The announcement, reported by Iranian state media, came during a tirade against "Western and Zionist capitalists" and US claims to be leading a war on terrorism. "They talk about respect towards all religions, but they support such a mahdour al-damm mortad as Salman Rushdie," Ayatollah Khamenei said.

In Islamic law, mortad is a reference to someone who has committed apostasy by leaving Islam. Mahdour al-damm is a term applying to someone whose blood may be shed with impunity.

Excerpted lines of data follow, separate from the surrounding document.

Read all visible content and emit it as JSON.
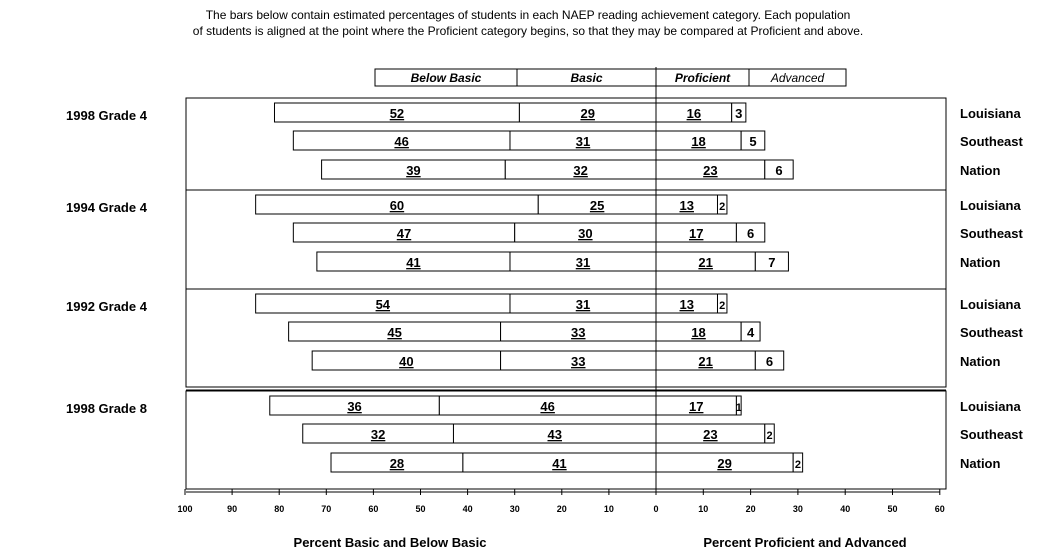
{
  "intro": {
    "line1": "The bars below contain estimated percentages of students in each NAEP reading achievement category.  Each population",
    "line2": "of students is aligned at the point where the Proficient category begins, so that they may be compared at Proficient and above."
  },
  "chart_data": {
    "type": "bar",
    "subtype": "diverging-stacked-horizontal",
    "legend": [
      "Below Basic",
      "Basic",
      "Proficient",
      "Advanced"
    ],
    "legend_placement": "top-center",
    "xlabel_left": "Percent Basic and Below Basic",
    "xlabel_right": "Percent Proficient and Advanced",
    "x_left_ticks": [
      "100",
      "90",
      "80",
      "70",
      "60",
      "50",
      "40",
      "30",
      "20",
      "10",
      "0"
    ],
    "x_right_ticks": [
      "10",
      "20",
      "30",
      "40",
      "50",
      "60"
    ],
    "x_left_range": [
      0,
      100
    ],
    "x_right_range": [
      0,
      60
    ],
    "bar_colors": {
      "fill": "#ffffff",
      "stroke": "#000000"
    },
    "groups": [
      {
        "name": "1998 Grade 4",
        "rows": [
          {
            "population": "Louisiana",
            "below_basic": 52,
            "basic": 29,
            "proficient": 16,
            "advanced": 3
          },
          {
            "population": "Southeast",
            "below_basic": 46,
            "basic": 31,
            "proficient": 18,
            "advanced": 5
          },
          {
            "population": "Nation",
            "below_basic": 39,
            "basic": 32,
            "proficient": 23,
            "advanced": 6
          }
        ]
      },
      {
        "name": "1994 Grade 4",
        "rows": [
          {
            "population": "Louisiana",
            "below_basic": 60,
            "basic": 25,
            "proficient": 13,
            "advanced": 2
          },
          {
            "population": "Southeast",
            "below_basic": 47,
            "basic": 30,
            "proficient": 17,
            "advanced": 6
          },
          {
            "population": "Nation",
            "below_basic": 41,
            "basic": 31,
            "proficient": 21,
            "advanced": 7
          }
        ]
      },
      {
        "name": "1992 Grade 4",
        "rows": [
          {
            "population": "Louisiana",
            "below_basic": 54,
            "basic": 31,
            "proficient": 13,
            "advanced": 2
          },
          {
            "population": "Southeast",
            "below_basic": 45,
            "basic": 33,
            "proficient": 18,
            "advanced": 4
          },
          {
            "population": "Nation",
            "below_basic": 40,
            "basic": 33,
            "proficient": 21,
            "advanced": 6
          }
        ]
      },
      {
        "name": "1998 Grade 8",
        "rows": [
          {
            "population": "Louisiana",
            "below_basic": 36,
            "basic": 46,
            "proficient": 17,
            "advanced": 1
          },
          {
            "population": "Southeast",
            "below_basic": 32,
            "basic": 43,
            "proficient": 23,
            "advanced": 2
          },
          {
            "population": "Nation",
            "below_basic": 28,
            "basic": 41,
            "proficient": 29,
            "advanced": 2
          }
        ]
      }
    ]
  }
}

British officials played down the remarks and stressed that the Iranian Government, which dissociated itself from the fatwa in 1998, had not changed its position. They pointed out that because the fatwa was issued in February 1989 by Iran's revolutionary founder and Ayatollah Khamenei's predecessor, Ayatollah Ruhollah Khomeini, who has since died, it would always remain in existence.

"The original fatwa was issued by Ayatollah Khomeini shortly before he died. It can only be rescinded by the man who issued it or a higher authority, so in practice it will hold indefinitely. "Almost every time Ayatollah Khamenei gives a sermon he mentions Salman Rushdie in these terms and denounces him as a man who has insulted the name of the prophet and who can therefore be killed. It's just the standard rhetoric.

"The crucial thing is that the fatwa is no longer endorsed by the Iranian Government because before 1998 what we had was effectively a state-sponsored death sentence." The fatwa, or religious edict, calling for Rushdie's execution was issued because of alleged blasphemy and apostasy in his novel The Satanic Verses. An Iran-based religious foundation also put a pound stg. 1.4million ($3.5million) bounty on his head.

But under reformist President Mohammad Khatami, who was elected in 1997, Iran's leadership has distanced itself from the order to kill Rushdie, who was born in Bombay to a Muslim family.

If necessary they will alert the author and police in New York, where Rushdie now lives.

Full story, thanks to The Australian

MathewK -

Yes, there is freedom and democracy in Iran, they are free to criticise the west and kill those who oppose/question Islam. One man wrote a book in 1989, one man, a book, talk about insecure. Imagine the pope was to take issue with all who opposed Christianity or wrote something critical of Christianity.

Almost 16 years later Rushdie still has to live in fear of his life, yet we are called upon to understand and accommodate and probably accept in the future.